British military charity Afghan Heroes wound up for serious mismanagement

Investigation reveals injured soldiers received less than 3 per cent of money raised

British soldiers walk with their gear after arriving in Kandahar on October 27, 2014, as British and US forces withdraw from the Camp Bastion-Leatherneck complex in Helmand province. British forces October 26 handed over formal control of their last base in Afghanistan to Afghan forces, ending combat operations in the country after 13 years which cost hundreds of lives. The Union Jack was lowered at Camp Bastion in the southern province of Helmand, while the Stars and Stripes came down at the adjacent Camp Leatherneck -- the last US Marine base in the country. AFP PHOTO/WAKIL KOHSAR (Photo by WAKIL KOHSAR / AFP)
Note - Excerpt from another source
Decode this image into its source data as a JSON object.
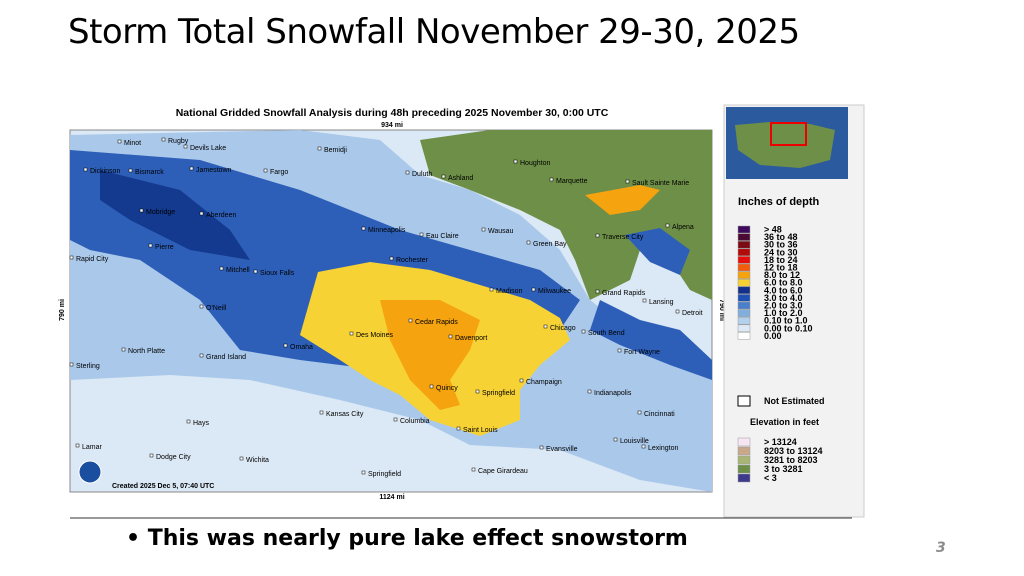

British military charity Afghan Heroes was wound up for serious mismanagement after an investigation revealed injured soldiers received less than 3 per cent of the funds raised.

The charity was set up by Denise Harris and her husband Andrew after her son, Cpl Lee Scott, was killed in 2009 by an explosion while taking part in Operation Panther's Claw in Helmand Province, in south-west Afghanistan.

The charity was meant to help former army personnel who had served in Afghanistan, but an investigation discovered that only a small percentage of the millions generated actually went to help injured soldiers.

During 2012, Afghan Heroes received £548,440 ($752,031), and while it spent £516,288, only £15,153 went to help soldiers and their families.

The Charity Commission removed the aid group from its register after finding its former trustees responsible for misconduct and mismanagement.

In an official report, the watchdog said the former trustees failed to take reasonable care in managing the charity and its finances, and gained significant unauthorised private benefit from it.

It criticised the charity’s fundraising and the quality of the services it offered to veterans with complex needs.

“The charity’s two founding trustees were removed from their positions in 2015 due to their responsibility for the charity’s failings, resulting in their permanent disqualification from trusteeship and senior management in any charity,” it said.

“Both passed away while the investigation was under way.”

Denise died aged 54 in 2017 and three months later her husband Andrew died, aged 53.

The Commission’s investigation opened in 2013 after a detailed review of the charity’s financial accounts was prompted by complaints from the public and concerns being raised by some of the trustees about how the charity was being run.

The charity set up retreats for homeless veterans and envisaged a business model whereby the purchase and running of a network of pubs would financially support services for veterans.

The report found that the charity lost about £337,000 through poorly managed financial transactions, including £185,000 lost through loans to a trading subsidiary that purchased a lease for a pub in Ashcott that did not prove profitable.

The charity also lost £40,000 in loans to another trading subsidiary to refurbish a pub in Minehead, in which the charity had no legal interest. It later transpired that the premises could not be used to house veterans.

The trustees also failed to properly manage the charity's relationship with a fundraising company, Prize Promotions Limited, which raised about £3.5 million from the public, of which about 20 per cent was passed on to the charity, the rest being retained by PPL.

The report also revealed that four former trustees together received about £348,000 in unauthorised remuneration, the majority of which was received by the two removed trustees. This included direct payments to the trustees and transactions with companies in which they had a personal financial interest.

"The public rightly expects charities to make a real positive difference for the people they help or the cause they pursue," said Amy Spiller, head of investigations at the Charity Commission.

“Afghan Heroes launched with significant support and the goodwill of people in Somerset and around the country.

“Unfortunately, the trustees lacked the understanding or expertise required to run a charity effectively. They mismanaged the charity, including by receiving personal benefits they were not entitled to. They effectively caused the loss of very significant amounts of charitable funds that should have been spent to support veterans with complex needs.

“We understand why those who supported this charity feel angry and let down at the waste and incompetence presided over by the trustees.

“I hope others considering setting up a new charity learn from this case, and ensure they bring on board the expertise and competence required to run a charity lawfully and effectively.”